Explicit sexuality is the energy behind much of our economy, the material for entertainment, the substance of art, the enticement of advertising. Those who believe that sexual intercourse should be limited to marriage are dismissed as moral throw-backs, hopelessly outdated creatures who simply have no clue about the modern world. (Al Mohler)
Above all though marriage is designed for God’s glory. Our main purpose as God’s creation is to glorify him — and marriage is a means of His greater glory. If you take away God’s part in marriage, if you remove that miraculous union of man and woman becoming one flesh then you take away not only the foundation, but it’s real purpose. All you’re left with is the fluff. It becomes selfish and inward looking instead of upward looking.
Jesus lays out plainly his opinion of divorce and it’s consequences for his disciples in case there were any misunderstanding from his words to the Pharisees:
Anyone who divorces his wife and marries another woman commits adultery against her. And if she divorces her husband and marries another man, she commits adultery. (vs 11-12)
The bond of marriage is not made by man but by God and he decrees that it’s a life-time deal. Obtaining a bit of paper to legally separate does not make any difference to that. Waving divorce papers in God’s face is not going to change his mind or change the consequences and yet we have this culture of divorce where a marriage is broken as easily as any other legal contract.
It’s created a cycle of destruction; as it becomes easier to divorce, getting married becomes less of a commitment, after all there’s always a way out.
Those words of Jesus to his disciples in verses 11 and 12 are hard to take in, some might even say they’re uncaring and cruel.

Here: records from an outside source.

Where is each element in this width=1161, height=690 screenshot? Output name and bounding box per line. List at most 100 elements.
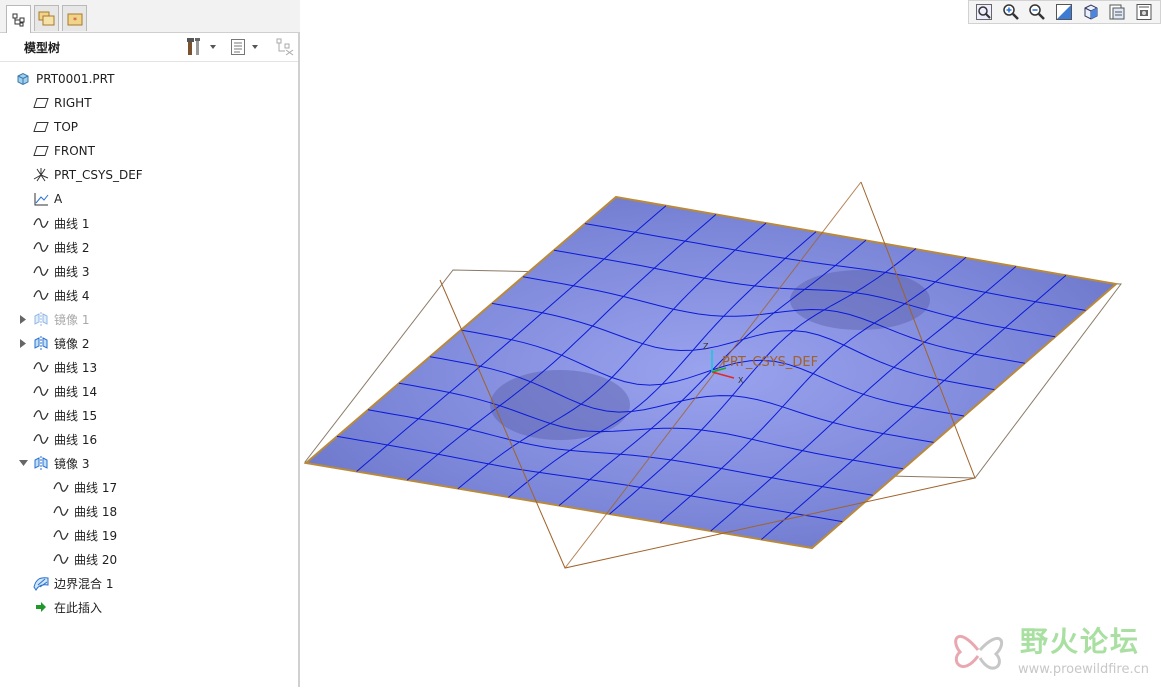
tree-item[interactable]: 镜像 3 [32,452,89,474]
tree-item-label: 曲线 14 [54,384,98,399]
tree-show-button[interactable] [230,37,258,57]
tree-item[interactable]: 曲线 1 [32,212,89,234]
boundary-blend-surface[interactable] [303,195,1119,550]
tree-item[interactable]: RIGHT [32,92,92,114]
tree-item[interactable]: 曲线 2 [32,236,89,258]
insert-here-arrow-icon [32,599,50,615]
tree-item[interactable]: 曲线 13 [32,356,97,378]
graphics-viewport[interactable]: Z X PRT_CSYS_DEF [302,24,1161,687]
zoom-out-icon [1029,4,1046,20]
zoom-out-button[interactable] [1026,2,1048,22]
tree-filter-button[interactable] [276,37,294,57]
tree-item-label: 曲线 2 [54,240,90,255]
boundary-blend-icon [32,575,50,591]
surface-dip-shadow [790,270,930,330]
zoom-in-icon [1002,4,1019,20]
chevron-right-icon [20,338,26,348]
tree-item-label: A [54,192,63,206]
tree-item[interactable]: 镜像 2 [32,332,89,354]
tree-item-label: 曲线 13 [54,360,98,375]
tree-item[interactable]: 曲线 20 [52,548,117,570]
curve-icon [32,287,50,303]
navigator-tab-strip: * [0,0,300,33]
tree-item-label: 曲线 17 [74,480,118,495]
folder-browser-icon [38,11,54,25]
curve-icon [32,239,50,255]
mirror-icon [32,455,50,471]
csys-label: PRT_CSYS_DEF [722,355,818,370]
mirror-icon [32,335,50,351]
refit-button[interactable] [973,2,995,22]
tree-expander[interactable] [18,314,28,324]
tree-item[interactable]: PRT0001.PRT [14,68,114,90]
chevron-right-icon [20,314,26,324]
csys-axis-z-label: Z [703,342,709,351]
tree-item[interactable]: A [32,188,62,210]
watermark-url: www.proewildfire.cn [1018,662,1149,677]
curve-icon [52,479,70,495]
zoom-in-button[interactable] [1000,2,1022,22]
tree-item[interactable]: PRT_CSYS_DEF [32,164,143,186]
tree-item[interactable]: 曲线 4 [32,284,89,306]
datum-plane-icon [32,143,50,159]
tree-item-label: 曲线 18 [74,504,118,519]
tree-item[interactable]: 曲线 19 [52,524,117,546]
chevron-down-icon [18,460,28,466]
repaint-button[interactable] [1053,2,1075,22]
view-manager-button[interactable] [1133,2,1155,22]
curve-icon [32,383,50,399]
tree-item[interactable]: 镜像 1 [32,308,89,330]
watermark-title: 野火论坛 [1020,625,1141,658]
tree-item-label: RIGHT [54,96,92,110]
favorites-folder-icon: * [67,13,82,25]
tree-item[interactable]: TOP [32,116,78,138]
csys-axis-x-label: X [738,376,744,385]
tree-item[interactable]: FRONT [32,140,95,162]
tree-item-label: 曲线 1 [54,216,90,231]
datum-plane-icon [32,95,50,111]
tree-item[interactable]: 在此插入 [32,596,102,618]
list-settings-icon [231,39,245,55]
tree-item[interactable]: 曲线 17 [52,476,117,498]
tree-item[interactable]: 曲线 15 [32,404,97,426]
mirror-icon [32,311,50,327]
model-tree-tab[interactable] [6,5,31,33]
tree-filter-icon [276,38,294,56]
view-manager-icon [1136,4,1152,20]
tree-item-label: 曲线 16 [54,432,98,447]
refit-icon [975,4,992,20]
tree-item-label: 曲线 20 [74,552,118,567]
tree-expander[interactable] [18,338,28,348]
curve-icon [32,431,50,447]
tree-item-label: 曲线 4 [54,288,90,303]
tree-item[interactable]: 边界混合 1 [32,572,113,594]
folder-browser-tab[interactable] [34,5,59,31]
tree-item-label: 曲线 19 [74,528,118,543]
favorites-tab[interactable]: * [62,5,87,31]
sketch-icon [32,191,50,207]
tree-item-label: 曲线 15 [54,408,98,423]
tree-item[interactable]: 曲线 3 [32,260,89,282]
tree-item-label: 边界混合 1 [54,576,114,591]
tree-item-label: PRT0001.PRT [36,72,115,86]
curve-icon [52,503,70,519]
view-toolbar [968,0,1161,24]
curve-icon [32,407,50,423]
model-tree-title: 模型树 [24,41,61,55]
tree-item[interactable]: 曲线 16 [32,428,97,450]
saved-orientations-button[interactable] [1107,2,1129,22]
csys-icon [32,167,50,183]
display-style-button[interactable] [1080,2,1102,22]
tree-settings-button[interactable] [186,37,216,57]
3d-scene[interactable]: Z X PRT_CSYS_DEF [302,24,1161,687]
tree-item[interactable]: 曲线 14 [32,380,97,402]
display-style-icon [1084,4,1098,20]
tree-item[interactable]: 曲线 18 [52,500,117,522]
butterfly-logo-icon [954,635,1003,670]
tree-item-label: 在此插入 [54,600,103,615]
tree-item-label: 曲线 3 [54,264,90,279]
datum-plane-icon [32,119,50,135]
curve-icon [32,215,50,231]
tree-expander[interactable] [18,458,28,468]
curve-icon [52,527,70,543]
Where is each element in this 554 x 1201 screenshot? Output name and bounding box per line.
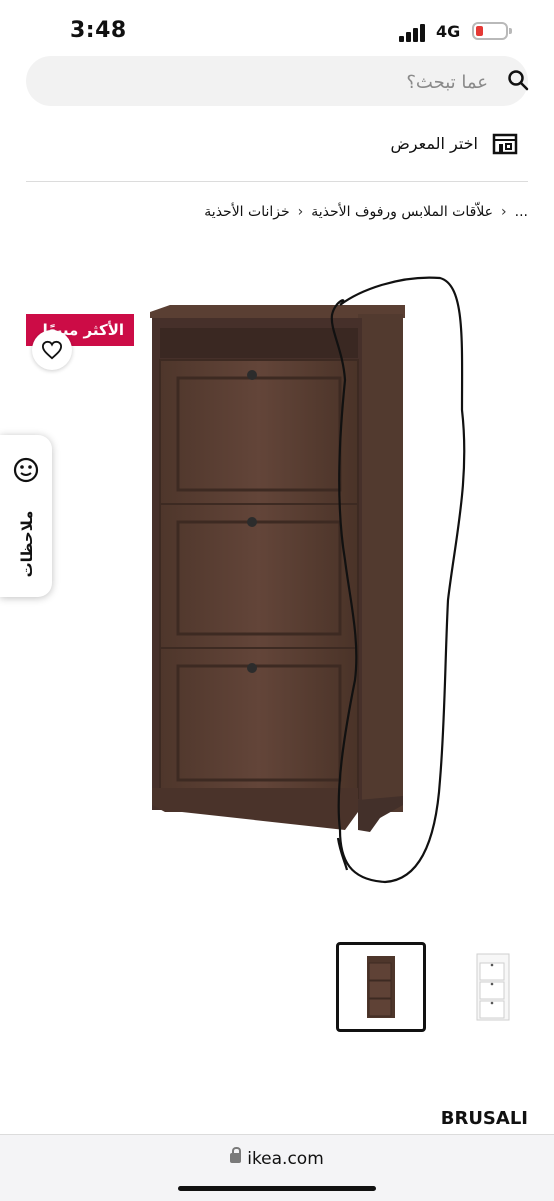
store-selector[interactable]: اختر المعرض (370, 128, 518, 160)
search-input[interactable] (86, 66, 490, 98)
chevron-left-icon: ‹ (297, 204, 304, 220)
signal-icon (399, 24, 429, 42)
thumbnail-white[interactable] (448, 942, 538, 1032)
brown-cabinet-thumbnail (367, 956, 395, 1018)
store-label: اختر المعرض (390, 134, 478, 153)
battery-icon (472, 22, 512, 40)
heart-icon (41, 340, 63, 360)
breadcrumb-ellipsis[interactable]: ... (515, 204, 528, 220)
product-name: BRUSALI (440, 1108, 528, 1129)
breadcrumb-item-hangers[interactable]: علاّقات الملابس ورفوف الأحذية (311, 204, 493, 220)
smiley-icon (13, 457, 39, 483)
feedback-label: ملاحظات (18, 510, 36, 578)
breadcrumb: خزانات الأحذية ‹ علاّقات الملابس ورفوف ا… (204, 200, 528, 224)
url-text: ikea.com (247, 1149, 324, 1169)
chevron-left-icon: ‹ (501, 204, 507, 220)
status-time: 3:48 (70, 18, 127, 43)
browser-address-bar[interactable]: ikea.com (0, 1134, 554, 1201)
favorite-button[interactable] (32, 330, 72, 370)
home-indicator (178, 1186, 376, 1191)
search-bar[interactable] (26, 56, 530, 106)
url-row[interactable]: ikea.com (0, 1147, 554, 1169)
product-image[interactable] (140, 300, 420, 845)
breadcrumb-item-shoe-cabinets[interactable]: خزانات الأحذية (204, 204, 289, 220)
divider (26, 181, 528, 182)
feedback-tab[interactable]: ملاحظات (0, 435, 52, 597)
network-label: 4G (436, 22, 461, 41)
thumbnail-brown[interactable] (336, 942, 426, 1032)
search-icon[interactable] (506, 68, 530, 92)
lock-icon (230, 1147, 242, 1163)
store-icon (492, 133, 518, 155)
white-cabinet-thumbnail (476, 953, 510, 1021)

There’s an uncountable number of lives that have been damaged, hearts that have been bruised by marriage breakdowns and this strong line of Jesus on the matter appears to condemn and heap yet more distress on to those lives.
But in the very next paragraph Mark reminds us of the real victims of divorce
“Let the children come to me; do not hinder them, for to such belongs the kingdom of God” (vs 14)
A legal form of divorce is necessary in a fallen world of hard hearts but that doesn’t mean that God has to pretend that it’s OK.